Ok. The folders don’t obsolete the VCA’s. They serve a different purpose. Though they share some of the basic functionality of a VCA, they are more for managing the visual layout of data, something the VCA can’t do. I use folders when I want to visually dispose of subgroups of tracks that I may want to be able to access with a quick button click. Rather than doing something like muting the regions and pushing them to the bottom of the screen, it may be easier to put all your original non-autotuned tracks in what’s called an X folder or a ‘storage’ folder and not have to think about them (out of site out of mind), rather than make them inactive then mute the regions, then hide the region. The problem this solves is that when you have over 100 tracks that have all been processed, but you’re required by the project supervisor to keep the originals data on the tracks, you NEED some way of organizing all that unused audio.

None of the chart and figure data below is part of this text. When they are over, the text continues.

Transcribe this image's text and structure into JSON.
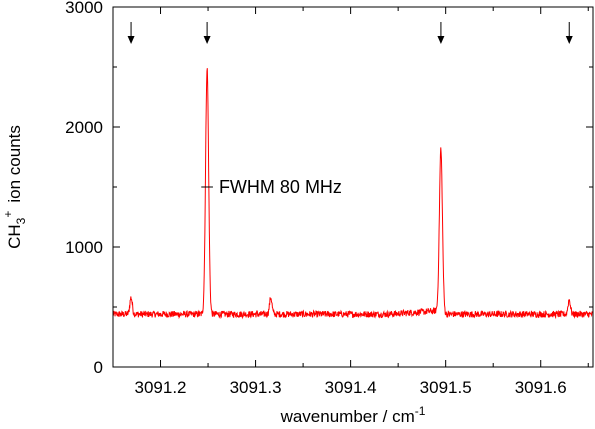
{
  "chart_data": {
    "type": "line",
    "xlabel": "wavenumber / cm",
    "xlabel_sup": "-1",
    "ylabel": "CH",
    "ylabel_sub": "3",
    "ylabel_sup": "+",
    "ylabel_rest": "ion counts",
    "xlim": [
      3091.15,
      3091.655
    ],
    "ylim": [
      0,
      3000
    ],
    "xticks": [
      3091.2,
      3091.3,
      3091.4,
      3091.5,
      3091.6
    ],
    "xtick_labels": [
      "3091.2",
      "3091.3",
      "3091.4",
      "3091.5",
      "3091.6"
    ],
    "yticks": [
      0,
      1000,
      2000,
      3000
    ],
    "ytick_labels": [
      "0",
      "1000",
      "2000",
      "3000"
    ],
    "grid": false,
    "line_color": "#ff0000",
    "baseline": 440,
    "peaks": [
      {
        "x": 3091.169,
        "height": 580
      },
      {
        "x": 3091.249,
        "height": 2490
      },
      {
        "x": 3091.316,
        "height": 580
      },
      {
        "x": 3091.495,
        "height": 1800
      },
      {
        "x": 3091.63,
        "height": 560
      }
    ],
    "arrow_markers_x": [
      3091.169,
      3091.249,
      3091.495,
      3091.63
    ],
    "annotation": {
      "text": "FWHM 80 MHz",
      "x": 3091.249,
      "y": 1500,
      "width_x": 0.0123
    }
  }
}
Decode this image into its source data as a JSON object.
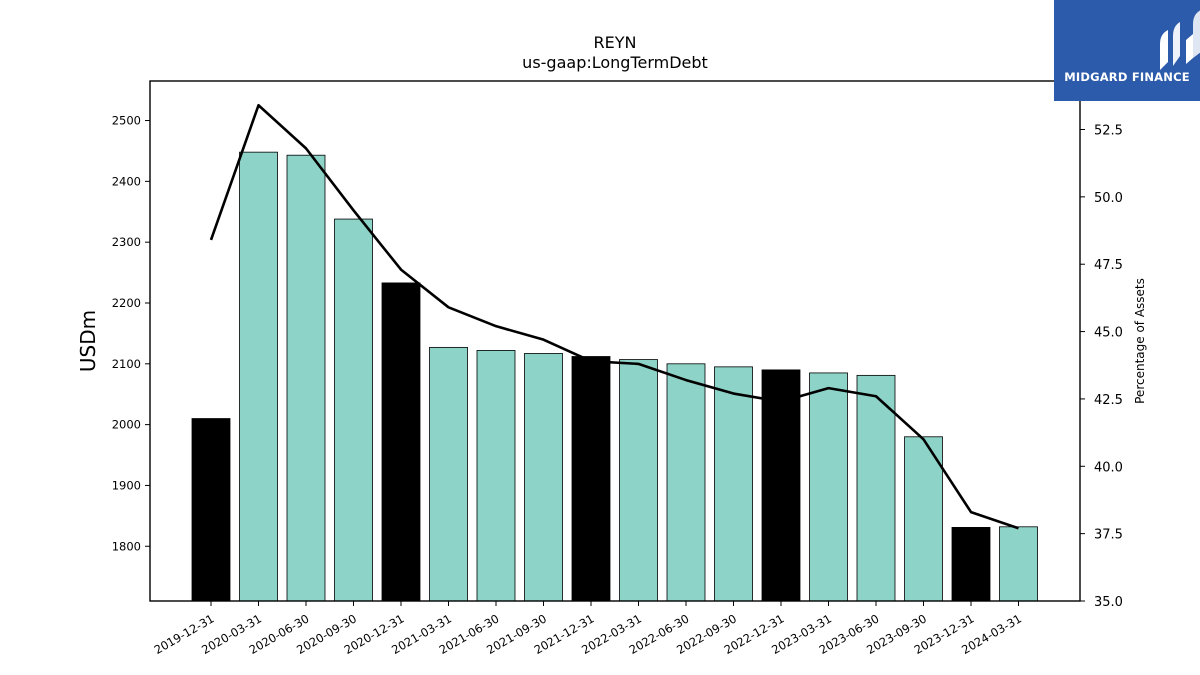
{
  "chart_data": {
    "type": "bar",
    "title": "REYN",
    "subtitle": "us-gaap:LongTermDebt",
    "ylabel": "USDm",
    "y2label": "Percentage of Assets",
    "ylim": [
      1710,
      2565
    ],
    "y2lim": [
      35.0,
      54.3
    ],
    "yticks": [
      1800,
      1900,
      2000,
      2100,
      2200,
      2300,
      2400,
      2500
    ],
    "y2ticks": [
      "35.0",
      "37.5",
      "40.0",
      "42.5",
      "45.0",
      "47.5",
      "50.0",
      "52.5"
    ],
    "categories": [
      "2019-12-31",
      "2020-03-31",
      "2020-06-30",
      "2020-09-30",
      "2020-12-31",
      "2021-03-31",
      "2021-06-30",
      "2021-09-30",
      "2021-12-31",
      "2022-03-31",
      "2022-06-30",
      "2022-09-30",
      "2022-12-31",
      "2023-03-31",
      "2023-06-30",
      "2023-09-30",
      "2023-12-31",
      "2024-03-31"
    ],
    "series": [
      {
        "type": "bar",
        "values": [
          2010,
          2448,
          2443,
          2338,
          2233,
          2127,
          2122,
          2117,
          2112,
          2107,
          2100,
          2095,
          2090,
          2085,
          2081,
          1980,
          1831,
          1832
        ]
      },
      {
        "type": "line",
        "axis": "right",
        "values": [
          48.4,
          53.4,
          51.8,
          49.5,
          47.3,
          45.9,
          45.2,
          44.7,
          43.9,
          43.8,
          43.2,
          42.7,
          42.4,
          42.9,
          42.6,
          41.0,
          38.3,
          37.7
        ]
      }
    ],
    "bar_colors": {
      "annual": "#000000",
      "quarterly": "#8dd3c7"
    },
    "annual_flags": [
      true,
      false,
      false,
      false,
      true,
      false,
      false,
      false,
      true,
      false,
      false,
      false,
      true,
      false,
      false,
      false,
      true,
      false
    ],
    "line_color": "#000000",
    "grid": false
  },
  "logo": {
    "text": "MIDGARD FINANCE",
    "background": "#2d5bab"
  }
}
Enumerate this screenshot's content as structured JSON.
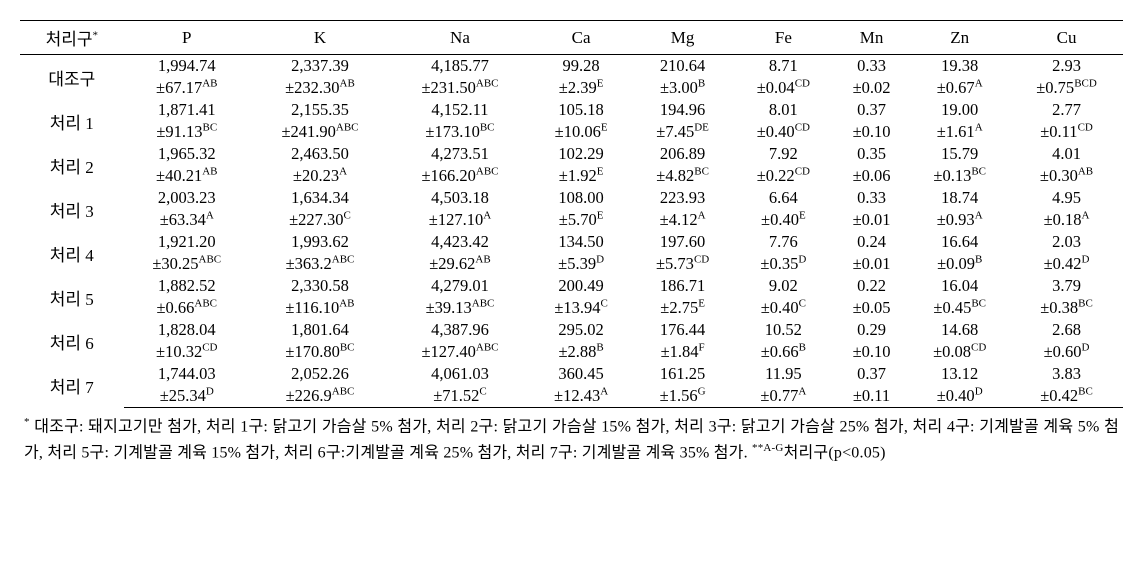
{
  "table": {
    "header_star": "*",
    "columns": [
      "처리구",
      "P",
      "K",
      "Na",
      "Ca",
      "Mg",
      "Fe",
      "Mn",
      "Zn",
      "Cu"
    ],
    "rows": [
      {
        "label": "대조구",
        "v": [
          "1,994.74",
          "2,337.39",
          "4,185.77",
          "99.28",
          "210.64",
          "8.71",
          "0.33",
          "19.38",
          "2.93"
        ],
        "sd": [
          "±67.17",
          "±232.30",
          "±231.50",
          "±2.39",
          "±3.00",
          "±0.04",
          "±0.02",
          "±0.67",
          "±0.75"
        ],
        "sup": [
          "AB",
          "AB",
          "ABC",
          "E",
          "B",
          "CD",
          "",
          "A",
          "BCD"
        ]
      },
      {
        "label": "처리 1",
        "v": [
          "1,871.41",
          "2,155.35",
          "4,152.11",
          "105.18",
          "194.96",
          "8.01",
          "0.37",
          "19.00",
          "2.77"
        ],
        "sd": [
          "±91.13",
          "±241.90",
          "±173.10",
          "±10.06",
          "±7.45",
          "±0.40",
          "±0.10",
          "±1.61",
          "±0.11"
        ],
        "sup": [
          "BC",
          "ABC",
          "BC",
          "E",
          "DE",
          "CD",
          "",
          "A",
          "CD"
        ]
      },
      {
        "label": "처리 2",
        "v": [
          "1,965.32",
          "2,463.50",
          "4,273.51",
          "102.29",
          "206.89",
          "7.92",
          "0.35",
          "15.79",
          "4.01"
        ],
        "sd": [
          "±40.21",
          "±20.23",
          "±166.20",
          "±1.92",
          "±4.82",
          "±0.22",
          "±0.06",
          "±0.13",
          "±0.30"
        ],
        "sup": [
          "AB",
          "A",
          "ABC",
          "E",
          "BC",
          "CD",
          "",
          "BC",
          "AB"
        ]
      },
      {
        "label": "처리 3",
        "v": [
          "2,003.23",
          "1,634.34",
          "4,503.18",
          "108.00",
          "223.93",
          "6.64",
          "0.33",
          "18.74",
          "4.95"
        ],
        "sd": [
          "±63.34",
          "±227.30",
          "±127.10",
          "±5.70",
          "±4.12",
          "±0.40",
          "±0.01",
          "±0.93",
          "±0.18"
        ],
        "sup": [
          "A",
          "C",
          "A",
          "E",
          "A",
          "E",
          "",
          "A",
          "A"
        ]
      },
      {
        "label": "처리 4",
        "v": [
          "1,921.20",
          "1,993.62",
          "4,423.42",
          "134.50",
          "197.60",
          "7.76",
          "0.24",
          "16.64",
          "2.03"
        ],
        "sd": [
          "±30.25",
          "±363.2",
          "±29.62",
          "±5.39",
          "±5.73",
          "±0.35",
          "±0.01",
          "±0.09",
          "±0.42"
        ],
        "sup": [
          "ABC",
          "ABC",
          "AB",
          "D",
          "CD",
          "D",
          "",
          "B",
          "D"
        ]
      },
      {
        "label": "처리 5",
        "v": [
          "1,882.52",
          "2,330.58",
          "4,279.01",
          "200.49",
          "186.71",
          "9.02",
          "0.22",
          "16.04",
          "3.79"
        ],
        "sd": [
          "±0.66",
          "±116.10",
          "±39.13",
          "±13.94",
          "±2.75",
          "±0.40",
          "±0.05",
          "±0.45",
          "±0.38"
        ],
        "sup": [
          "ABC",
          "AB",
          "ABC",
          "C",
          "E",
          "C",
          "",
          "BC",
          "BC"
        ]
      },
      {
        "label": "처리 6",
        "v": [
          "1,828.04",
          "1,801.64",
          "4,387.96",
          "295.02",
          "176.44",
          "10.52",
          "0.29",
          "14.68",
          "2.68"
        ],
        "sd": [
          "±10.32",
          "±170.80",
          "±127.40",
          "±2.88",
          "±1.84",
          "±0.66",
          "±0.10",
          "±0.08",
          "±0.60"
        ],
        "sup": [
          "CD",
          "BC",
          "ABC",
          "B",
          "F",
          "B",
          "",
          "CD",
          "D"
        ]
      },
      {
        "label": "처리 7",
        "v": [
          "1,744.03",
          "2,052.26",
          "4,061.03",
          "360.45",
          "161.25",
          "11.95",
          "0.37",
          "13.12",
          "3.83"
        ],
        "sd": [
          "±25.34",
          "±226.9",
          "±71.52",
          "±12.43",
          "±1.56",
          "±0.77",
          "±0.11",
          "±0.40",
          "±0.42"
        ],
        "sup": [
          "D",
          "ABC",
          "C",
          "A",
          "G",
          "A",
          "",
          "D",
          "BC"
        ]
      }
    ]
  },
  "footnote": {
    "star": "*",
    "text1": " 대조구:  돼지고기만 첨가, 처리 1구: 닭고기 가슴살 5% 첨가, 처리 2구: 닭고기 가슴살 15% 첨가, 처리 3구: 닭고기 가슴살 25% 첨가, 처리 4구: 기계발골 계육 5% 첨가, 처리 5구: 기계발골 계육 15% 첨가, 처리 6구:기계발골 계육 25% 첨가, 처리 7구: 기계발골 계육 35% 첨가.   ",
    "star2": "**A-G",
    "text2": "처리구(p<0.05)"
  },
  "style": {
    "background_color": "#ffffff",
    "text_color": "#000000",
    "border_color": "#000000",
    "header_fontsize": 17,
    "cell_fontsize": 16.5,
    "footnote_fontsize": 16,
    "sup_fontsize": 11,
    "n_data_cols": 9
  }
}
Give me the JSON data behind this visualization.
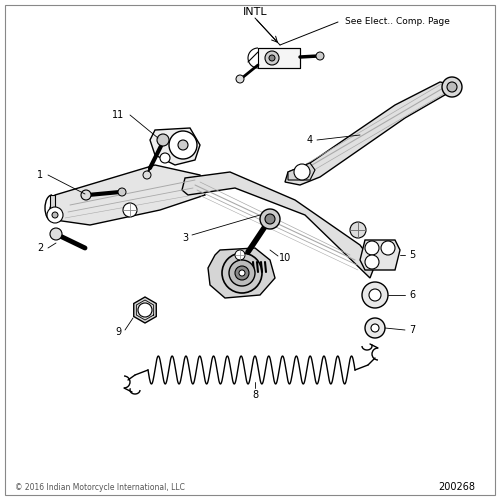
{
  "title": "INTL",
  "subtitle": "See Elect.. Comp. Page",
  "copyright": "© 2016 Indian Motorcycle International, LLC",
  "part_number": "200268",
  "bg_color": "#ffffff",
  "line_color": "#000000",
  "figsize": [
    5.0,
    5.0
  ],
  "dpi": 100,
  "border_color": "#aaaaaa",
  "text_color": "#444444",
  "footer_color": "#555555"
}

The advantage of the VCA is that you don’t have to keep toggling folders open and closed and the folder lane itself isn’t chewing up space on your DAW screen. Furthermore, you separate the audio lane from the VCA lane. You can’t with a folder. A folder requires the audio lane to be inside the folder. What I means is you can’t do this with a folder:

Example 1:


Guitar 1
Guitar 2
Guitar 3
Guitar 4

Drum VCA
Guitar VCA

Using folders you would have to do it like this

Example 2:

Drums folder

Guitar folder
Guitar 1
Guitar 2
Guitar 3
Guitar 4

Example 1 is by far the more commonly used method. Chris Lord Alge places his VCA’s on the left of his console or to the left of his audio lanes when he’s working in the box. I put my VCA’s dead center on my console, but push my VCA’s all the way to far right on my DAW even past my master fader because I don’t ever want to look at them on the screen. So really its about moving stuff around. I want them in the same place all the time, and the last place I ever want a VCA or folder is cluttering up the lanes in the main arrange window.

I hope that helps a little… No one has to use either. Its not a requirement. The folder tool and the VCA tool are there if you need them, but never in your way if you’re like Andrew and don’t have a use for them.